Inserm U961, cardiology, centre d'investigations cliniques CIC9501, institut Lorrain du cœur et des vaisseaux, CHU de Nancy, 2, avenue du Morvan, 54500 Vandoeuvre-Lès-Nancy, France.
University of Alabama at Birmingham and VA medical center, Birmingham, AL, USA.
Arch Cardiovasc Dis. 2014 Mar;107(3):149-57. doi: 10.1016/j.acvd.2014.01.010. Epub 2014 Mar 11.
Differential outcomes in patients with acute systolic heart failure (HF) complicating acute myocardial infarction (AMI) and the efficacy of mineralocorticoid receptor antagonists according to non-ST-segment and ST-segment elevation myocardial infarction (NSTEMI, STEMI) status has not been specifically investigated.
In the EPHESUS study, 6632 patients with acute HF and left ventricular ejection fraction<40% were randomized 3-14 days post-AMI (median 7.3 ± 3.0 days) to receive eplerenone (n=3319) or placebo (n=3313). Among them, 6392 patients with available data on baseline ST-segment status (4634 STEMI; 1758 NSTEMI) were compared using a Cox model analysis stratified according to quintiles of propensity score (PS), taking into account major baseline risk factors, including revascularization.

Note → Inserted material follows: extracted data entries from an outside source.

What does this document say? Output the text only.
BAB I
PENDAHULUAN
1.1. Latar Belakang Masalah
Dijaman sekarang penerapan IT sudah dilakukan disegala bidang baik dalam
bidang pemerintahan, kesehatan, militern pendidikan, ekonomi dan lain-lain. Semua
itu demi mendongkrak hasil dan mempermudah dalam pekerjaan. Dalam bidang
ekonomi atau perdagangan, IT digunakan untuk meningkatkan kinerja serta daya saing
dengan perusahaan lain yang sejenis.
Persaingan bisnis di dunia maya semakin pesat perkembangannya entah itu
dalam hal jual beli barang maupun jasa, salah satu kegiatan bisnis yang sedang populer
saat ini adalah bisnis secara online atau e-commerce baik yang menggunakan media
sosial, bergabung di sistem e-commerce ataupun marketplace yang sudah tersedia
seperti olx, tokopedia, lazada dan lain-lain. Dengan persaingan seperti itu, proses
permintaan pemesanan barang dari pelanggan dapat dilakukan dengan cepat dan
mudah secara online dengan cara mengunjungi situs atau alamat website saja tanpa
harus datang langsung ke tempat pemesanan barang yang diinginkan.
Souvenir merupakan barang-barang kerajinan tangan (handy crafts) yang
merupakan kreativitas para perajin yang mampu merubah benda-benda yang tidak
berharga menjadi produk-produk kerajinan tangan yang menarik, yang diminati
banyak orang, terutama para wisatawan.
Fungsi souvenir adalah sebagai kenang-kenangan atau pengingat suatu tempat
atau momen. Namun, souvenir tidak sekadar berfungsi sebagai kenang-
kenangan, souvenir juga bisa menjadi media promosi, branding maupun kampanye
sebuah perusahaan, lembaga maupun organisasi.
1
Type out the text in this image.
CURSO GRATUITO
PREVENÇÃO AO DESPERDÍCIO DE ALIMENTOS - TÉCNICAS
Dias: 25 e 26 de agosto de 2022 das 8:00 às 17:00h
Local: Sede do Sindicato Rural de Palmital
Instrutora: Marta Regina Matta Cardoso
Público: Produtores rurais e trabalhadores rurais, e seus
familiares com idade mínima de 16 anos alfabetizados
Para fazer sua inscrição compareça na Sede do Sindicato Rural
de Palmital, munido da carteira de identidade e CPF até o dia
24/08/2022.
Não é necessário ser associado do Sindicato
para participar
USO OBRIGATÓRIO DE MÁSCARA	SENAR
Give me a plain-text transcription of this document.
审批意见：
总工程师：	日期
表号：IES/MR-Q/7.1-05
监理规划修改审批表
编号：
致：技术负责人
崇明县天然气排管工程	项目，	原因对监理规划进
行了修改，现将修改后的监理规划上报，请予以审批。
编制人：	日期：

STEMI and NSTEMI patients differed significantly across a large variety of baseline characteristics. During 30 months of follow-up, all-cause death occurred in 19% and 13% (P<0.0001), cardiovascular death in 16% and 12% (P<0.0001), cardiovascular death and hospitalization in 33% and 26% (P<0.0001) and death from progression of HF in 5% and 3% (P<0.0001) of unadjusted NSTEMI and STEMI patients, respectively. After Cox model PS adjustment without revascularization, NSTEMI status still proved to be a risk factor for all-cause death, cardiovascular death and death from progression of HF. After Cox model PS adjustment including revascularization, none of the outcomes differed between STEMI and NSTEMI patients. Eplerenone morbidity and mortality benefits were consistent in the STEMI and NSTEMI subgroups.
In patients with acute systolic HF complicating AMI, eplerenone improves outcomes equally in STEMI and NSTEMI patients. Worse outcomes associated with NSTEMI could be explained by more co-morbidities, less aggressive therapies and, mainly, less frequent revascularization.
急性收缩性心力衰竭(HF)合并急性心肌梗死(AMI)患者的预后不同,以及根据非 ST 段抬高心肌梗死(NSTEMI)和 ST 段抬高心肌梗死(STEMI)状态使用盐皮质激素受体拮抗剂的疗效尚未得到专门研究。
在 EPHESUS 研究中,6632 例急性 HF 和左心室射血分数<40%的患者在 AMI 后 3-14 天(中位数 7.3±3.0 天)随机分为依普利酮组(n=3319)或安慰剂组(n=3313)。其中,6392 例基线 ST 段状态有可用数据的患者(4634 例 STEMI;1758 例 NSTEMI),使用 Cox 模型分析,根据倾向评分(PS)的五分位数分层,考虑了包括血运重建在内的主要基线风险因素。
STEMI 和 NSTEMI 患者在各种基线特征方面存在显著差异。在 30 个月的随访期间,全因死亡分别为 19%和 13%(P<0.0001),心血管死亡分别为 16%和 12%(P<0.0001),心血管死亡和住院分别为 33%和 26%(P<0.0001),HF 进展导致的死亡分别为 5%和 3%(P<0.0001)。未进行血运重建的 Cox 模型 PS 调整后,NSTEMI 状态仍为全因死亡、心血管死亡和 HF 进展导致的死亡的危险因素。进行血运重建的 Cox 模型 PS 调整后,STEMI 和 NSTEMI 患者的预后无差异。依普利酮对 STEMI 和 NSTEMI 亚组的发病率和死亡率均有获益。
在急性收缩性 HF 合并 AMI 的患者中,依普利酮在 STEMI 和 NSTEMI 患者中的结局改善效果一致。与 NSTEMI 相关的更差的预后可能是由更多的合并症、较少的积极治疗以及主要是较少的血运重建引起的。